Washington and Seoul continue to insist that resumption of the multilateral nuclear negotiations must be preceded by tangible improvement in inter-Korean relations, a resumption of North Korea’s denuclearization commitments—most notably a return of IAEA inspectors to Yongbyon and a freeze on uranium processing—and a moratorium on nuclear and missile tests.
However, the Obama Administration’s policy toward North Korea also seems driven in part by believing bilateral talks can be used to prevent or postpone Pyongyang’s next provocation. But if North Korea perceives that it is not achieving its objectives through talks or that Washington is stringing it along, the regime will resume the well-worn path to raising tensions to gain negotiating leverage.
Dual Messages from Obama Administration. Secretary of Defense Leon Panetta warned during his trip to Asia that North Korea remained a “serious threat,” accusing it of “reckless and provocative” acts. He vowed that the U.S. would maintain or even increase its military forces in Asia in order to defeat North Korea if it were to attack.
Panetta’s comments were directed less at Pyongyang than at reassuring nervous U.S. allies that potential draconian cuts to the defense budget would not lead to U.S. force reductions in Asia. If the congressional “super committee” fails to agree on $1.2 trillion reduction in the federal deficit over 10 years by November 23, there will be automatic cuts of $500 billion in defense spending on top of previous $450 billion.
His vow that there would be no degradation of the U.S. commitment may be reassuring, but it is questionable whether it is practical. Under such a doomsday scenario, one wonders how additional defense spending cuts wouldn’t lead to a reduction or hollowing out of U.S. forces worldwide.
Panetta’s harsh comments on North Korea, along with expressions of “skepticism” over dialogue with Pyongyang, took place concurrently with Bosworth’s diplomatic mission with North Korean counterparts. Had this juxtaposition taken during the Bush Administration, pundits would have depicted it as clear indicators of a dysfunctional foreign policy undermined by warring factions. Panetta would have been criticized as a neoconservative sabotaging delicate diplomatic engagement.
Similarly, anonymous senior U.S. military officials who were quoted as saying that the U.S. wasn’t “rushing back to the table when the North Koreans dangle some minor, reversible concession” would have been described by the media as overstepping the boundaries of civilian rule of the military.

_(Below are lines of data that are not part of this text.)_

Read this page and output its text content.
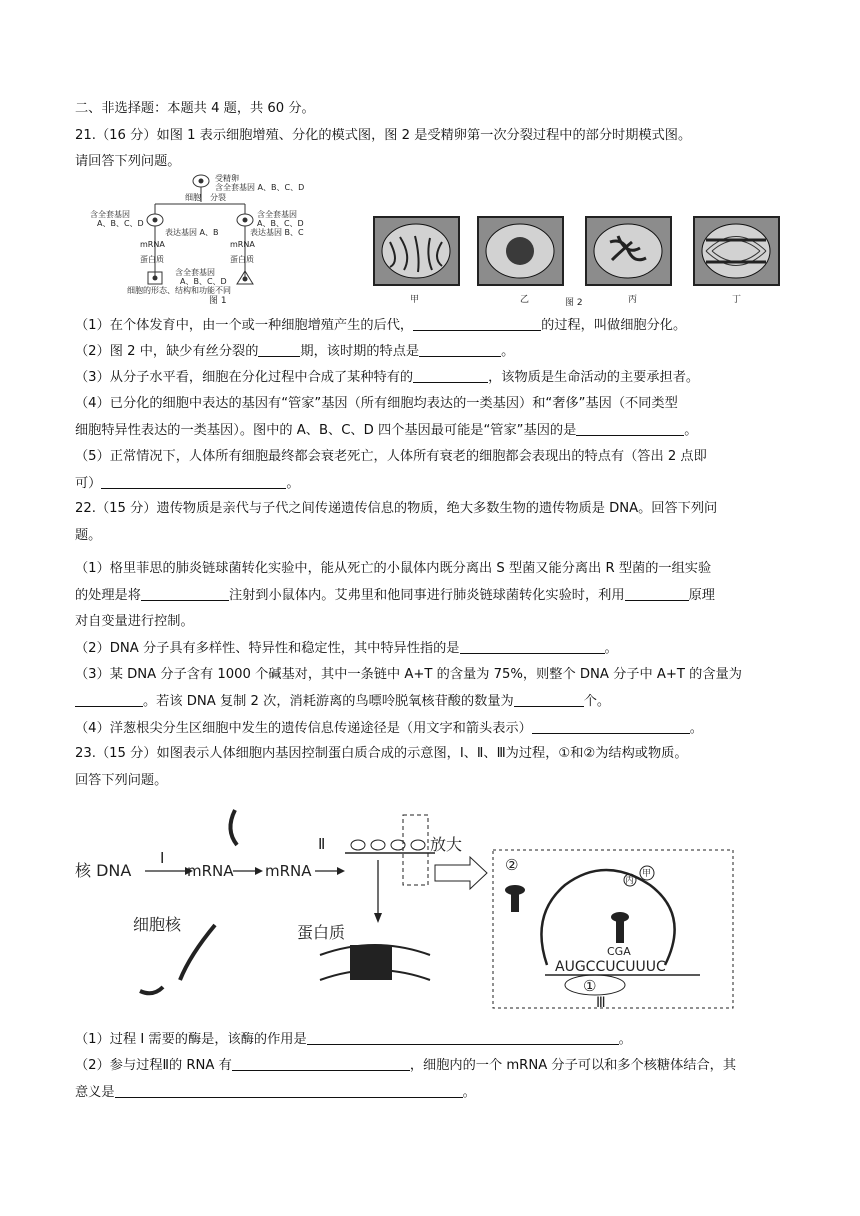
二、非选择题：本题共 4 题，共 60 分。
21.（16 分）如图 1 表示细胞增殖、分化的模式图，图 2 是受精卵第一次分裂过程中的部分时期模式图。
请回答下列问题。
受精卵
含全套基因 A、B、C、D
细胞 分裂
含全套基因
A、B、C、D
含全套基因
A、B、C、D
表达基因 A、B	表达基因 B、C
mRNA	mRNA
蛋白质	蛋白质
含全套基因
A、B、C、D
细胞的形态、结构和功能不同
图 1	甲	乙	丙	丁
图 2
（1）在个体发育中，由一个或一种细胞增殖产生的后代，	的过程，叫做细胞分化。
（2）图 2 中，缺少有丝分裂的	期，该时期的特点是	。
（3）从分子水平看，细胞在分化过程中合成了某种特有的	，该物质是生命活动的主要承担者。
（4）已分化的细胞中表达的基因有“管家”基因（所有细胞均表达的一类基因）和“奢侈”基因（不同类型
细胞特异性表达的一类基因）。图中的 A、B、C、D 四个基因最可能是“管家”基因的是	。
（5）正常情况下，人体所有细胞最终都会衰老死亡，人体所有衰老的细胞都会表现出的特点有（答出 2 点即
可）	。
22.（15 分）遗传物质是亲代与子代之间传递遗传信息的物质，绝大多数生物的遗传物质是 DNA。回答下列问
题。
（1）格里菲思的肺炎链球菌转化实验中，能从死亡的小鼠体内既分离出 S 型菌又能分离出 R 型菌的一组实验
的处理是将	注射到小鼠体内。艾弗里和他同事进行肺炎链球菌转化实验时，利用	原理
对自变量进行控制。
（2）DNA 分子具有多样性、特异性和稳定性，其中特异性指的是	。
（3）某 DNA 分子含有 1000 个碱基对，其中一条链中 A+T 的含量为 75%，则整个 DNA 分子中 A+T 的含量为
。若该 DNA 复制 2 次，消耗游离的鸟嘌呤脱氧核苷酸的数量为	个。
（4）洋葱根尖分生区细胞中发生的遗传信息传递途径是（用文字和箭头表示）	。
23.（15 分）如图表示人体细胞内基因控制蛋白质合成的示意图，Ⅰ、Ⅱ、Ⅲ为过程，①和②为结构或物质。
回答下列问题。
核 DNA
Ⅰ
mRNA mRNA
Ⅱ
细胞核
放大
蛋白质
②
丙
甲
CGA
AUGCCUCUUUC
①
Ⅲ
（1）过程 I 需要的酶是，该酶的作用是	。
（2）参与过程Ⅱ的 RNA 有	，细胞内的一个 mRNA 分子可以和多个核糖体结合，其
意义是	。
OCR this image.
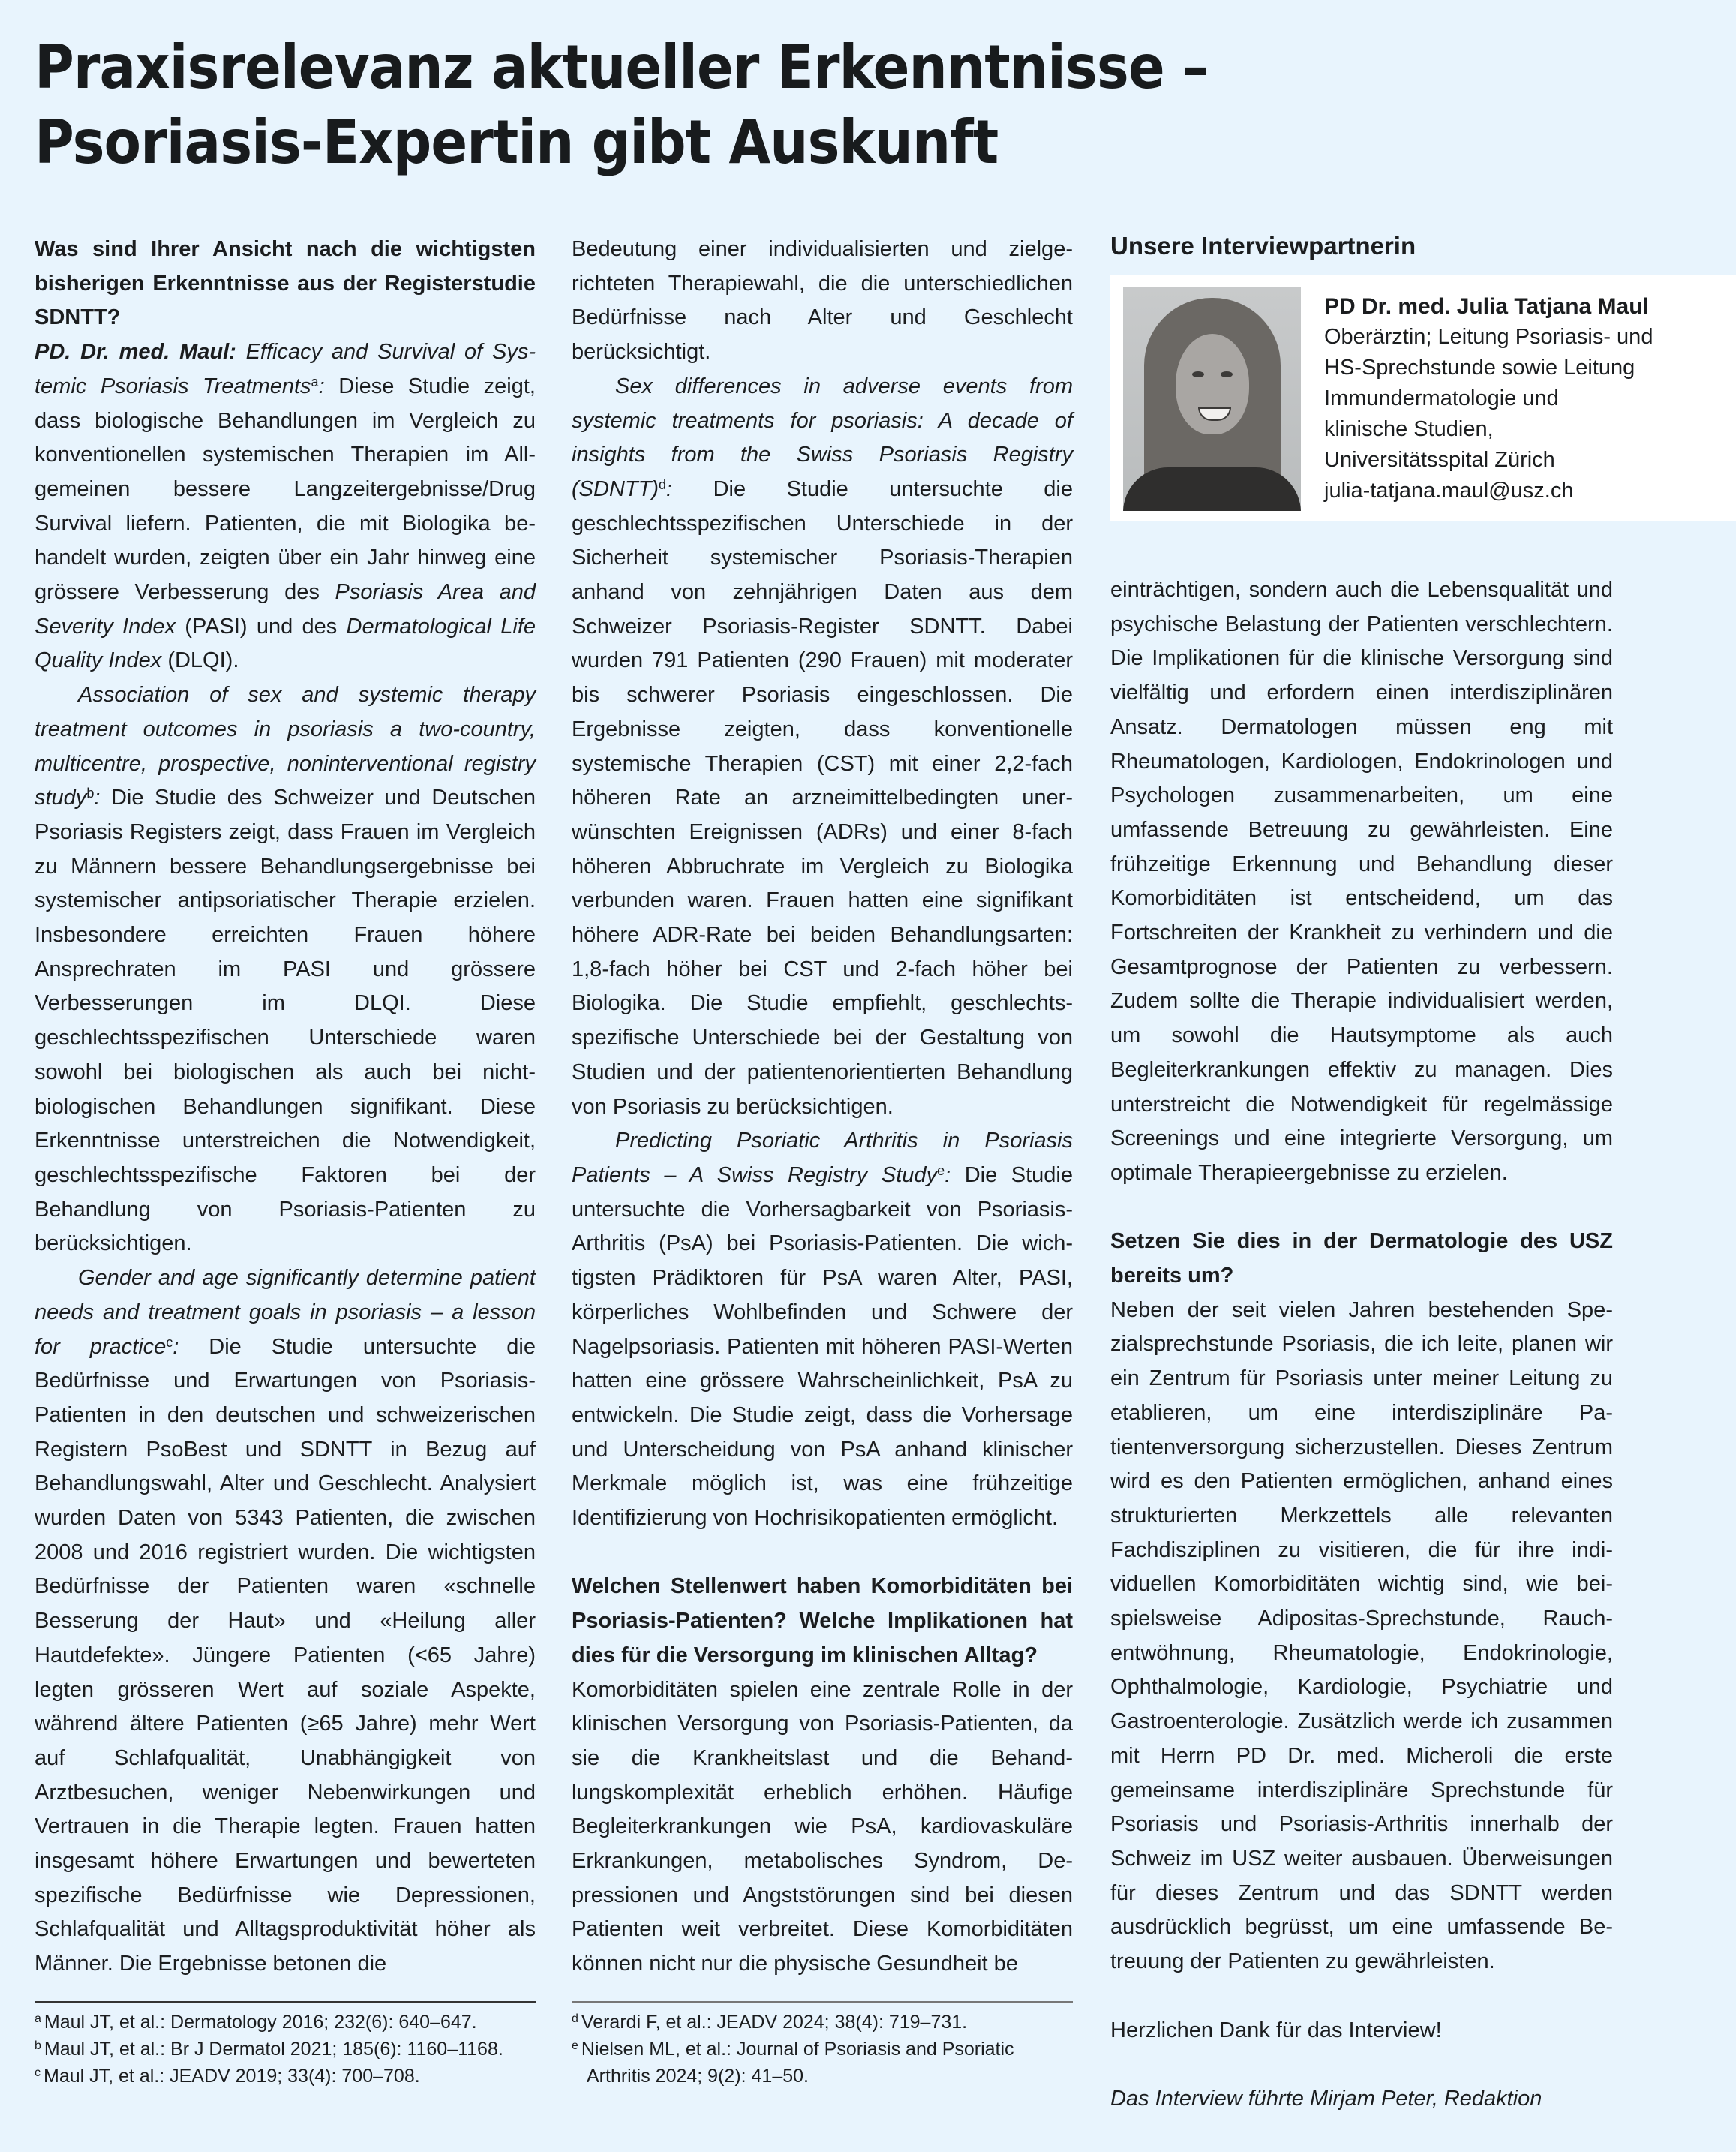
Praxisrelevanz aktueller Erkenntnisse –
Psoriasis-Expertin gibt Auskunft

Was sind Ihrer Ansicht nach die wichtigsten bisherigen Erkenntnisse aus der Registerstudie SDNTT?

PD. Dr. med. Maul: Efficacy and Survival of Systemic Psoriasis Treatments$^a$: Diese Studie zeigt, dass biologische Behandlungen im Vergleich zu konventionellen systemischen Therapien im Allgemeinen bessere Langzeitergebnisse/Drug Survival liefern. Patienten, die mit Biologika behandelt wurden, zeigten über ein Jahr hinweg eine grössere Verbesserung des Psoriasis Area and Severity Index (PASI) und des Dermatological Life Quality Index (DLQI).

Association of sex and systemic therapy treatment outcomes in psoriasis a two-country, multicentre, prospective, noninterventional registry study$^b$: Die Studie des Schweizer und Deutschen Psoriasis Registers zeigt, dass Frauen im Vergleich zu Männern bessere Behandlungsergebnisse bei systemischer antipsoriatischer Therapie erzielen. Insbesondere erreichten Frauen höhere Ansprechraten im PASI und grössere Verbesserungen im DLQI. Diese geschlechtsspezifischen Unterschiede waren sowohl bei biologischen als auch bei nicht-biologischen Behandlungen signifikant. Diese Erkenntnisse unterstreichen die Notwendigkeit, geschlechtsspezifische Faktoren bei der Behandlung von Psoriasis-Patienten zu berücksichtigen.

Gender and age significantly determine patient needs and treatment goals in psoriasis – a lesson for practice$^c$: Die Studie untersuchte die Bedürfnisse und Erwartungen von Psoriasis-Patienten in den deutschen und schweizerischen Registern PsoBest und SDNTT in Bezug auf Behandlungswahl, Alter und Geschlecht. Analysiert wurden Daten von 5343 Patienten, die zwischen 2008 und 2016 registriert wurden. Die wichtigsten Bedürfnisse der Patienten waren «schnelle Besserung der Haut» und «Heilung aller Hautdefekte». Jüngere Patienten (<65 Jahre) legten grösseren Wert auf soziale Aspekte, während ältere Patienten (≥65 Jahre) mehr Wert auf Schlafqualität, Unabhängigkeit von Arztbesuchen, weniger Nebenwirkungen und Vertrauen in die Therapie legten. Frauen hatten insgesamt höhere Erwartungen und bewerteten spezifische Bedürfnisse wie Depressionen, Schlafqualität und Alltagsproduktivität höher als Männer. Die Ergebnisse betonen die

$^a$ Maul JT, et al.: Dermatology 2016; 232(6): 640–647.

$^b$ Maul JT, et al.: Br J Dermatol 2021; 185(6): 1160–1168.

$^c$ Maul JT, et al.: JEADV 2019; 33(4): 700–708.

Bedeutung einer individualisierten und zielgerichteten Therapiewahl, die die unterschiedlichen Bedürfnisse nach Alter und Geschlecht berücksichtigt.

Sex differences in adverse events from systemic treatments for psoriasis: A decade of insights from the Swiss Psoriasis Registry (SDNTT)$^d$: Die Studie untersuchte die geschlechtsspezifischen Unterschiede in der Sicherheit systemischer Psoriasis-Therapien anhand von zehnjährigen Daten aus dem Schweizer Psoriasis-Register SDNTT. Dabei wurden 791 Patienten (290 Frauen) mit moderater bis schwerer Psoriasis eingeschlossen. Die Ergebnisse zeigten, dass konventionelle systemische Therapien (CST) mit einer 2,2-fach höheren Rate an arzneimittelbedingten unerwünschten Ereignissen (ADRs) und einer 8-fach höheren Abbruchrate im Vergleich zu Biologika verbunden waren. Frauen hatten eine signifikant höhere ADR-Rate bei beiden Behandlungsarten: 1,8-fach höher bei CST und 2-fach höher bei Biologika. Die Studie empfiehlt, geschlechtsspezifische Unterschiede bei der Gestaltung von Studien und der patientenorientierten Behandlung von Psoriasis zu berücksichtigen.

Predicting Psoriatic Arthritis in Psoriasis Patients – A Swiss Registry Study$^e$: Die Studie untersuchte die Vorhersagbarkeit von Psoriasis-Arthritis (PsA) bei Psoriasis-Patienten. Die wichtigsten Prädiktoren für PsA waren Alter, PASI, körperliches Wohlbefinden und Schwere der Nagelpsoriasis. Patienten mit höheren PASI-Werten hatten eine grössere Wahrscheinlichkeit, PsA zu entwickeln. Die Studie zeigt, dass die Vorhersage und Unterscheidung von PsA anhand klinischer Merkmale möglich ist, was eine frühzeitige Identifizierung von Hochrisikopatienten ermöglicht.

Welchen Stellenwert haben Komorbiditäten bei Psoriasis-Patienten? Welche Implikationen hat dies für die Versorgung im klinischen Alltag?

Komorbiditäten spielen eine zentrale Rolle in der klinischen Versorgung von Psoriasis-Patienten, da sie die Krankheitslast und die Behandlungskomplexität erheblich erhöhen. Häufige Begleiterkrankungen wie PsA, kardiovaskuläre Erkrankungen, metabolisches Syndrom, Depressionen und Angststörungen sind bei diesen Patienten weit verbreitet. Diese Komorbiditäten können nicht nur die physische Gesundheit be

$^d$ Verardi F, et al.: JEADV 2024; 38(4): 719–731.

$^e$ Nielsen ML, et al.: Journal of Psoriasis and Psoriatic Arthritis 2024; 9(2): 41–50.

Unsere Interviewpartnerin
PD Dr. med. Julia Tatjana Maul
Oberärztin; Leitung Psoriasis- und
HS-Sprechstunde sowie Leitung
Immundermatologie und
klinische Studien,
Universitätsspital Zürich
julia-tatjana.maul@usz.ch

einträchtigen, sondern auch die Lebensqualität und psychische Belastung der Patienten verschlechtern. Die Implikationen für die klinische Versorgung sind vielfältig und erfordern einen interdisziplinären Ansatz. Dermatologen müssen eng mit Rheumatologen, Kardiologen, Endokrinologen und Psychologen zusammenarbeiten, um eine umfassende Betreuung zu gewährleisten. Eine frühzeitige Erkennung und Behandlung dieser Komorbiditäten ist entscheidend, um das Fortschreiten der Krankheit zu verhindern und die Gesamtprognose der Patienten zu verbessern. Zudem sollte die Therapie individualisiert werden, um sowohl die Hautsymptome als auch Begleiterkrankungen effektiv zu managen. Dies unterstreicht die Notwendigkeit für regelmässige Screenings und eine integrierte Versorgung, um optimale Therapieergebnisse zu erzielen.

Setzen Sie dies in der Dermatologie des USZ bereits um?

Neben der seit vielen Jahren bestehenden Spezialsprechstunde Psoriasis, die ich leite, planen wir ein Zentrum für Psoriasis unter meiner Leitung zu etablieren, um eine interdisziplinäre Patientenversorgung sicherzustellen. Dieses Zentrum wird es den Patienten ermöglichen, anhand eines strukturierten Merkzettels alle relevanten Fachdisziplinen zu visitieren, die für ihre individuellen Komorbiditäten wichtig sind, wie beispielsweise Adipositas-Sprechstunde, Rauchentwöhnung, Rheumatologie, Endokrinologie, Ophthalmologie, Kardiologie, Psychiatrie und Gastroenterologie. Zusätzlich werde ich zusammen mit Herrn PD Dr. med. Micheroli die erste gemeinsame interdisziplinäre Sprechstunde für Psoriasis und Psoriasis-Arthritis innerhalb der Schweiz im USZ weiter ausbauen. Überweisungen für dieses Zentrum und das SDNTT werden ausdrücklich begrüsst, um eine umfassende Betreuung der Patienten zu gewährleisten.

Herzlichen Dank für das Interview!

Das Interview führte Mirjam Peter, Redaktion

Potential for Provocations in 2012. Although North Korea has been more well-behaved in 2011 than was expected, 2012 could be another tumultuous year. In the run-up to 2012 elections in both South Korea and the U.S., Pyongyang may see both allies as increasingly willing to negotiate to prevent another provocation.
Washington and Seoul must therefore ensure that their defenses and provocation response plans are sufficiently vigorous to respond to the spectrum of potential North Korean actions. South Korea’s ongoing Defense Reform Plan 307 and joint U.S.–South Korean provocation response planning efforts are prudent and should be continued.